Automated Assessment of Transthoracic Echocardiogram Image Quality Using Deep Neural Networks
This work addresses the need for objective image quality assessment in echocardiography to enhance clinical measurements and real-time optimization, representing an incremental improvement by applying existing deep learning methods to a new medical imaging domain.
The study tackled the problem of subjective and operator-dependent quality assessment in transthoracic echocardiogram images by developing deep neural networks to automate this process, achieving evaluation based on domain-specific quality indicators such as anatomical visibility and clarity.
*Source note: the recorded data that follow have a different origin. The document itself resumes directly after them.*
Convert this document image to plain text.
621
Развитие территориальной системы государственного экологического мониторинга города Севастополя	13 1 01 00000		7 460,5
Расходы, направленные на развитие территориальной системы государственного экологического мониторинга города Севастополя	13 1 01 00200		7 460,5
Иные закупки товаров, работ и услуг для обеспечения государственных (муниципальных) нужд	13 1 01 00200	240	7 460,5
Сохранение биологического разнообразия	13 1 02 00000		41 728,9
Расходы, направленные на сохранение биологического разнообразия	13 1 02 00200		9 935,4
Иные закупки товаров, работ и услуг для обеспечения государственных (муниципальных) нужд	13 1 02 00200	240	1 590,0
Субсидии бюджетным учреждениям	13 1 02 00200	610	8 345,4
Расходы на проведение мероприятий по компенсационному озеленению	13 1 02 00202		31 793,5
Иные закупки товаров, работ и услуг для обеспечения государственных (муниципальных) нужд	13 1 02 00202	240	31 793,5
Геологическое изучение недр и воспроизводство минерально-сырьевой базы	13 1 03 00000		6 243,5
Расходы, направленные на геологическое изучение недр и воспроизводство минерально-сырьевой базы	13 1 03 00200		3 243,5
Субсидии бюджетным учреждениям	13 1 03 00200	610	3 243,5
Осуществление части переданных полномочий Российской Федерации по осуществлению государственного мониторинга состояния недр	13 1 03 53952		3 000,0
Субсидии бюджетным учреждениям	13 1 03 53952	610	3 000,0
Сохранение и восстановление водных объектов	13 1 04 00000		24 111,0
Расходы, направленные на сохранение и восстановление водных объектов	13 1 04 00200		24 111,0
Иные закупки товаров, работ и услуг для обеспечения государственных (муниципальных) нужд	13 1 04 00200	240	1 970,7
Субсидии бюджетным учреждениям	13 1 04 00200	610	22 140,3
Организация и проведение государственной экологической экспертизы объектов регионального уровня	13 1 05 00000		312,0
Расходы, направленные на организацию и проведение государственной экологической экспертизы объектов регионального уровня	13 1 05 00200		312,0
Standard views in two-dimensional echocardiography are well established but the quality of acquired images are highly dependent on operator skills and are assessed subjectively. This study is aimed at providing an objective assessment pipeline for echocardiogram image quality by defining a new set of domain-specific quality indicators. Consequently, image quality assessment can thus be automated to enhance clinical measurements, interpretation, and real-time optimization. We have developed deep neural networks for the automated assessment of echocardiographic frame which were randomly sampled from 11,262 adult patients. The private echocardiography dataset consists of 33,784 frames, previously acquired between 2010 and 2020. Deep learning approaches were used to extract the spatiotemporal features and the image quality indicators were evaluated against the mean absolute error. Our quality indicators encapsulate both anatomical and pathological elements to provide multivariate assessment scores for anatomical visibility, clarity, depth-gain and foreshortedness, respectively.